Пан русский взволновался до того, что забыл даже снять со лба черную узкую ленту, которой ловко забирал свои рассыпающиеся по бокам русые волосы и которую всегда после трудов праведных, выходя на улицу, снимал. Так с лентой на лбу он тогда на улицу и выскочил, провожая пана поляка, увозимого в больницу. Пан русский очень переволновался, но кончилось все хорошо. А уже через три дня пана поляка из больницы перевезли домой. И он тотчас позвонил в мастерскую и сказал, что пан русский может сегодня закончить работу на час раньше.

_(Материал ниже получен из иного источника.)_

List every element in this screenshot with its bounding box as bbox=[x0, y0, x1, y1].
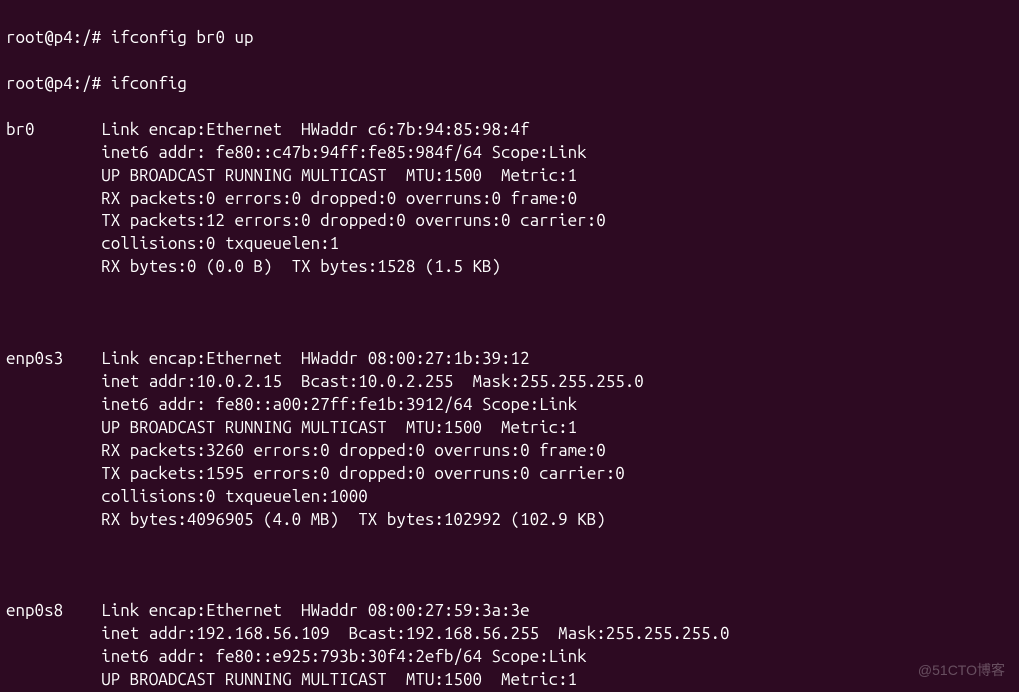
iface-block-br0: br0Link encap:Ethernet HWaddr c6:7b:94:8… bbox=[6, 119, 1013, 280]
iface-line: inet addr:192.168.56.109 Bcast:192.168.5… bbox=[101, 624, 729, 643]
iface-line: collisions:0 txqueuelen:1 bbox=[101, 234, 339, 253]
prompt-line-2: root@p4:/# ifconfig bbox=[6, 73, 1013, 96]
iface-line: inet addr:10.0.2.15 Bcast:10.0.2.255 Mas… bbox=[101, 372, 644, 391]
iface-block-enp0s8: enp0s8Link encap:Ethernet HWaddr 08:00:2… bbox=[6, 600, 1013, 692]
iface-line: UP BROADCAST RUNNING MULTICAST MTU:1500 … bbox=[101, 418, 577, 437]
iface-details: Link encap:Ethernet HWaddr 08:00:27:59:3… bbox=[101, 600, 729, 692]
terminal-output[interactable]: root@p4:/# ifconfig br0 up root@p4:/# if… bbox=[0, 0, 1019, 692]
command-1: ifconfig br0 up bbox=[111, 28, 254, 47]
prompt: root@p4:/# bbox=[6, 74, 101, 93]
iface-name: enp0s3 bbox=[6, 348, 101, 371]
iface-line: RX packets:0 errors:0 dropped:0 overruns… bbox=[101, 189, 577, 208]
iface-details: Link encap:Ethernet HWaddr c6:7b:94:85:9… bbox=[101, 119, 606, 280]
iface-line: UP BROADCAST RUNNING MULTICAST MTU:1500 … bbox=[101, 670, 577, 689]
iface-details: Link encap:Ethernet HWaddr 08:00:27:1b:3… bbox=[101, 348, 644, 532]
iface-line: Link encap:Ethernet HWaddr c6:7b:94:85:9… bbox=[101, 120, 529, 139]
iface-line: TX packets:12 errors:0 dropped:0 overrun… bbox=[101, 211, 606, 230]
iface-line: RX bytes:0 (0.0 B) TX bytes:1528 (1.5 KB… bbox=[101, 257, 501, 276]
iface-line: collisions:0 txqueuelen:1000 bbox=[101, 487, 368, 506]
blank-line bbox=[6, 555, 1013, 578]
iface-block-enp0s3: enp0s3Link encap:Ethernet HWaddr 08:00:2… bbox=[6, 348, 1013, 532]
command-2: ifconfig bbox=[111, 74, 187, 93]
iface-name: br0 bbox=[6, 119, 101, 142]
iface-line: inet6 addr: fe80::c47b:94ff:fe85:984f/64… bbox=[101, 143, 587, 162]
iface-name: enp0s8 bbox=[6, 600, 101, 623]
prompt: root@p4:/# bbox=[6, 28, 101, 47]
iface-line: TX packets:1595 errors:0 dropped:0 overr… bbox=[101, 464, 625, 483]
iface-line: Link encap:Ethernet HWaddr 08:00:27:59:3… bbox=[101, 601, 529, 620]
iface-line: inet6 addr: fe80::e925:793b:30f4:2efb/64… bbox=[101, 647, 587, 666]
iface-line: UP BROADCAST RUNNING MULTICAST MTU:1500 … bbox=[101, 166, 577, 185]
blank-line bbox=[6, 302, 1013, 325]
iface-line: inet6 addr: fe80::a00:27ff:fe1b:3912/64 … bbox=[101, 395, 577, 414]
watermark: @51CTO博客 bbox=[918, 661, 1005, 680]
iface-line: RX bytes:4096905 (4.0 MB) TX bytes:10299… bbox=[101, 510, 606, 529]
iface-line: RX packets:3260 errors:0 dropped:0 overr… bbox=[101, 441, 606, 460]
prompt-line-1: root@p4:/# ifconfig br0 up bbox=[6, 27, 1013, 50]
iface-line: Link encap:Ethernet HWaddr 08:00:27:1b:3… bbox=[101, 349, 529, 368]
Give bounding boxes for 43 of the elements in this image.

Они, как и при первой встрече, продолжали звать и окликать друг друга без имен, быть может, намеренно укрепляя и сужая пространства, их окружающие, не позволяя ласковым сокращениям или, наоборот, удлинениям имен драгоценной и никогда не называемой своим настоящим именем жизни. А что скорлупка жизни хрупка, пан русский убедился еще раз за время отсутствия хозяина мастерской.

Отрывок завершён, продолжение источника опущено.